From then on, the duck has travelled across time and culture, featuring in a 1979 Sesame Street rendition of “Rubber Duckie” by Muppet Ernie and popping up in both miniature and gigantic scale in Mary Poppins Returns.

In 2007, Hofman let his sculpture loose in the harbours and waterways of the world’s cities, declaring “We are one family and the global waters are our bathtub.”

Meanwhile, the merch patter talks up the duck’s charms, tempting bath-averse children into the tub for a scrub.
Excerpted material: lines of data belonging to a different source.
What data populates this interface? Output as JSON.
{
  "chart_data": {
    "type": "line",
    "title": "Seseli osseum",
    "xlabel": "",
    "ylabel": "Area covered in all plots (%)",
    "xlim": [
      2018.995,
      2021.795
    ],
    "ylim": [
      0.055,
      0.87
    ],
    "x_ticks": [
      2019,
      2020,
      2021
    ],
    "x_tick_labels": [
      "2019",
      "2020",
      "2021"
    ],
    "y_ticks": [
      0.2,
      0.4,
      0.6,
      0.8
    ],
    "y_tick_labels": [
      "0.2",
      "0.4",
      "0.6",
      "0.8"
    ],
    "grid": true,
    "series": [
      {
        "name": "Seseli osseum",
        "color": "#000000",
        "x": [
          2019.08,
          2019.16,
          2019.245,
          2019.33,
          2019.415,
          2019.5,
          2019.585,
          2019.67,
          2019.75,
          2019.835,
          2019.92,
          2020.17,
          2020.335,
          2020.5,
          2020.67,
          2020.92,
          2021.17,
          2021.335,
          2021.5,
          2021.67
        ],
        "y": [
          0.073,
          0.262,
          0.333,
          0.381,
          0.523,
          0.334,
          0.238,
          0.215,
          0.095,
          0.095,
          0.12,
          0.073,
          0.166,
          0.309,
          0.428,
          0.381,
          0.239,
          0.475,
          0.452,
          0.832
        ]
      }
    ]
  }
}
Parents approve because it is said to encourage water play, develop muscle strength and co-ordination and sharpen a toddler’s senses through its bright colour, smooth texture and engaging squeak.

The Strong National Museum of Play in Rochester, New York, has a long-lashed quacker in its displays as well as several hundred types of bath ducks in its online collection. Among them are character ducks that include US presidents, from top-hatted Abraham Lincoln to Richard Nixon and Barack Obama. But the president whose name and colouring most aligns to the yellow rubber duck has — curiously — not yet joined the ranks.